There is also the fact that 2 million people get working tax credit repayments that they should not get, and 1 million do not get the ones that they should. It is no good having a reliance on this system if it works so badly for so many people. I hope that the Deputy Leader of the House can assure us that on Monday or Tuesday there will be time to debate that issue instead of just saying that that is the mechanism for dealing with the Government’s recent difficulties.

On Wednesday, we have the debate that the Deputy Leader of the House announced on the remaining stages of the Energy Bill. She has heard before the exchanges about giving enough time for Opposition new clauses and amendments. May I ask specifically that we have time to debate why someone who pays their energy bills by direct debit may have fuel bills on average £400 lower than people who have prepayment meters? People who pay by prepayment meter are the poorest and those who pay by direct debit have the most stable incomes, bank accounts and the rest. If we are going to deal with the poor and energy bills we need to be able to help those people, who are clobbered most and can afford least.

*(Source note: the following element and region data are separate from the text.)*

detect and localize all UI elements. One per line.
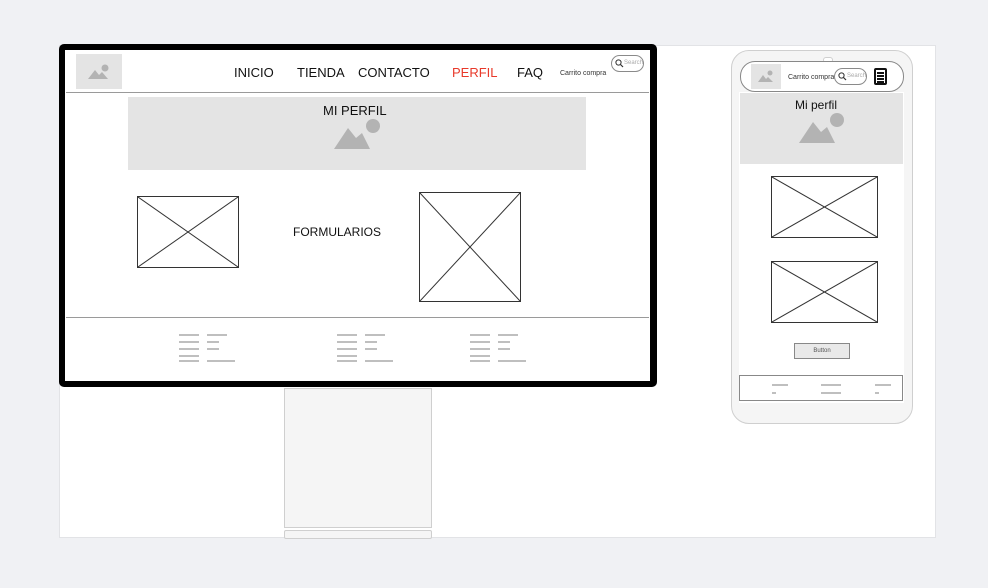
placeholder-cross-icon xyxy=(419,192,521,302)
footer-link-column-2[interactable] xyxy=(337,334,397,364)
image-icon xyxy=(758,70,773,82)
placeholder-cross-icon xyxy=(771,176,878,238)
placeholder-cross-icon xyxy=(137,196,239,268)
nav-link-inicio[interactable]: INICIO xyxy=(234,65,274,80)
cart-link[interactable]: Carrito compra xyxy=(560,70,606,77)
footer-link-column-3[interactable] xyxy=(470,334,530,364)
monitor-base xyxy=(284,530,432,539)
mobile-footer xyxy=(739,375,903,401)
forms-label: FORMULARIOS xyxy=(293,225,382,239)
mobile-image-placeholder-1 xyxy=(771,176,878,238)
image-icon xyxy=(334,119,380,149)
mobile-search-input[interactable]: Search xyxy=(834,68,867,85)
mobile-logo-placeholder xyxy=(751,64,781,89)
image-placeholder-right xyxy=(419,192,521,302)
mobile-cart-link[interactable]: Carrito compra xyxy=(788,74,834,81)
image-placeholder-left xyxy=(137,196,239,268)
monitor-stand xyxy=(284,388,432,528)
nav-link-contacto[interactable]: CONTACTO xyxy=(358,65,430,80)
nav-link-faq[interactable]: FAQ xyxy=(517,65,543,80)
mobile-action-button[interactable]: Button xyxy=(794,343,850,359)
image-icon xyxy=(88,64,109,79)
search-placeholder: Search xyxy=(624,60,644,66)
footer-divider xyxy=(66,317,649,318)
search-icon xyxy=(838,72,847,81)
nav-link-tienda[interactable]: TIENDA xyxy=(297,65,345,80)
mobile-image-placeholder-2 xyxy=(771,261,878,323)
nav-link-perfil[interactable]: PERFIL xyxy=(452,65,498,80)
image-icon xyxy=(799,113,844,143)
header-divider xyxy=(66,92,649,93)
search-icon xyxy=(615,59,624,68)
logo-image-placeholder xyxy=(76,54,122,89)
placeholder-cross-icon xyxy=(771,261,878,323)
footer-link-column-1[interactable] xyxy=(179,334,239,364)
search-input[interactable]: Search xyxy=(611,55,644,72)
mobile-search-placeholder: Search xyxy=(847,73,867,79)
hamburger-menu-icon[interactable] xyxy=(874,68,887,85)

One of the effects of the credit crunch appears now to be impacting on housing associations, which have to borrow in the private sector for the house building that they contribute to social housing. The Government have an ambitious target of 3 million extra homes by 2020, and an affordable housing target of approaching 100,000 homes a year by 2010-11. May we soon have a debate about achieving the objective of building the affordable homes that we need in London and across Britain? At the moment, the banks are less willing to lend, the housing associations therefore have less money to spend, and the risk is that the ambitious targets turn to nothing and people have additional housing problems in addition to all the other ones that we know about.